A great number of workers could end up disenfranchised if the latest proposed amendments to the Labour Relations Act (1995) are accepted in their present form, says the trade union UASA.
Drastic changes to the amendments are necessary, says Leon Grobler, Chief Operations Officer of UASA and Chief Negotiator of Fedusa at Nedlac on the amendments.
UASA, an affiliate of Fedusa, believes that the proposed amendments have not been thought through properly and could have a very negative impact on workers in South Africa,
“If the amendments are accepted in their current form we could see history repeating itself, albeit with a different class of workers as in the 1956 dispensation,” says Grobler.
“In the then so-called dualistic system of labour relations in South Africa, black workers did not fit the definition of an employee, and were thus unable to make use of the provisions of the act such as collective bargaining and dispute resolution,” he says.
Grobler says in 2011 the proposed insertion of section 187A (Limitation on the application of Chapter VIII) represents a similar threat to workers as it has the potential of denying approximately 60% of the country’s workers access to the CCMA to resolve unfair labour practice, restructuring and similar disputes.
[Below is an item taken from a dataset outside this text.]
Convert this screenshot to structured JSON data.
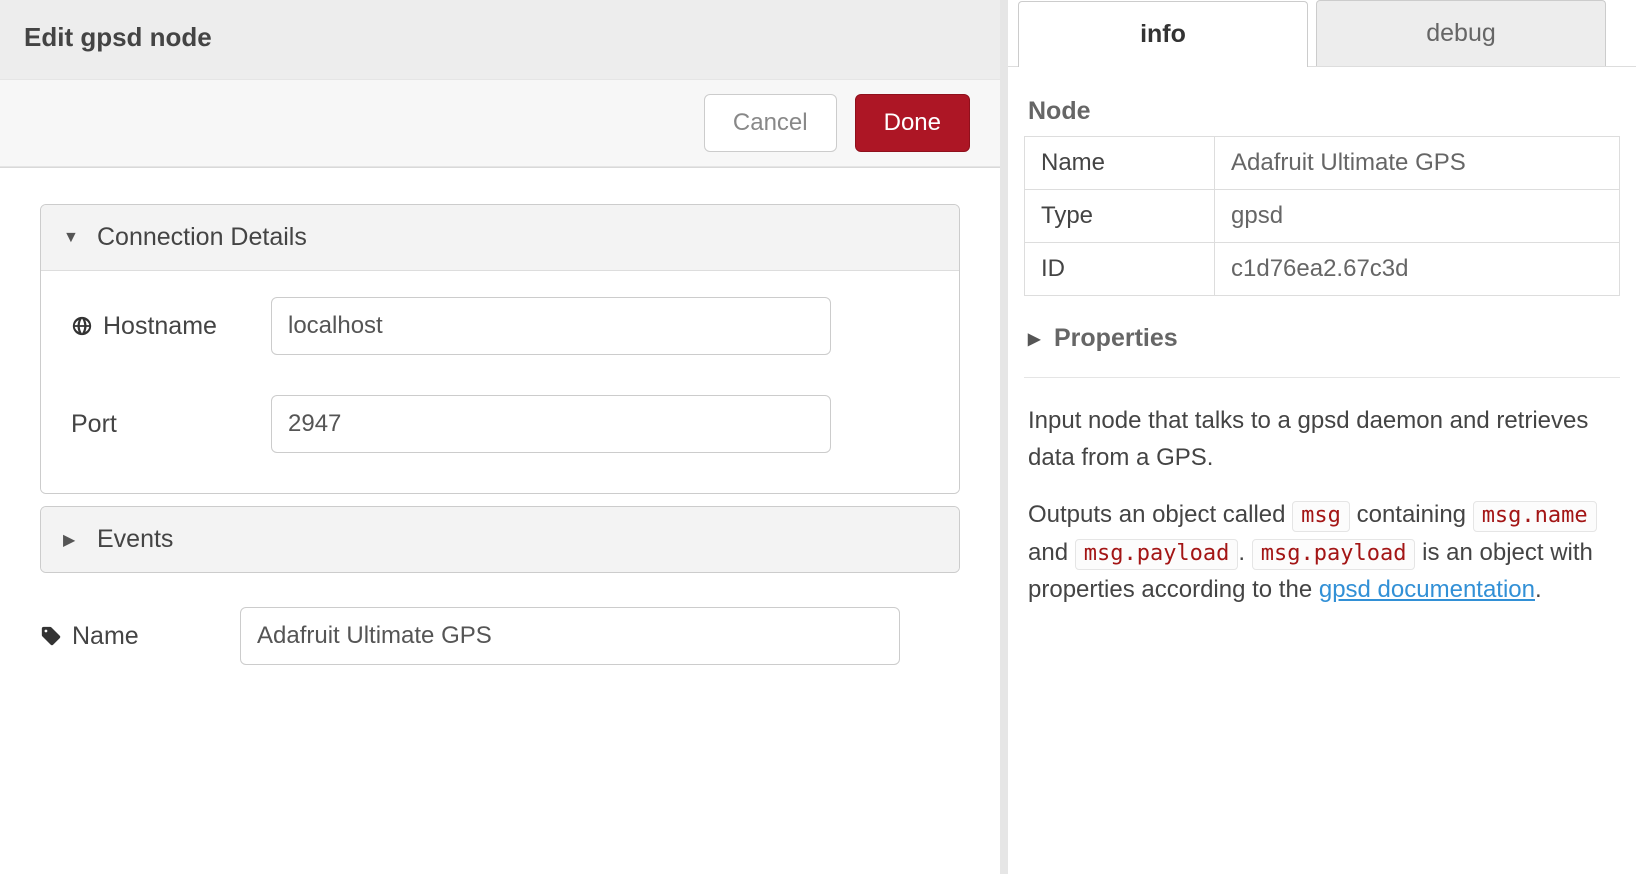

“This would be the case if Nelisiwe Oliphant, Minister of Labour, should decide to fix the application threshold at approximately R150 000 per annum, which is the current threshold in the Basic Conditions of Employment Act,” he says.
When the Labour Relations Act of 1995 was introduced by the then Minister of Labour, Tito Mboweni, affordability, accessibility and simplicity of CCMA procedures for workers were set as guiding principles which applied to all workers, irrespective their levels of remuneration.
The proposed amendments are, however, in direct opposition to the preamble of the current Labour Relations Act which states: “to provide simple procedures for the resolution of labour dispute through...”, says Grobler.
“We could see these principles fall by the wayside since workers above this threshold will be forced to approach an already overburdenedLabour Court, workers will be forced to pay for lawyers to assist them, trade unions will have to fork out massive amounts of money and disputes will take ages to be resolved.
“We view this as a major step back into the dark ages for workers,” says Grobler. “Unresolved disputes will have a major impact on productivity because of the anxiety and trauma associated with it.”
An additional major blow for workers may be waiting if sections 68, 69, 71, 72 and 75 of the Basic Conditions of Employment Act (BCEA) are repealed.
“This would result in the abolishment of labour inspectors and with that the right of enforcement. If a worker should for instance experience a problem about the non-payment of salaries with his/her employer, such an employee would no longer be able to approach the local office of the Department of Labour, but would have to approach the Labour Court instead and seek recourse in terms of section 77 of the BCEA,” says Grobler.
It is our contention that the above and other amendments have not been thought through properly and could see South Africa’s workers disenfranchised. Drastic changes to the amendments are urgently required, concludes Grobler.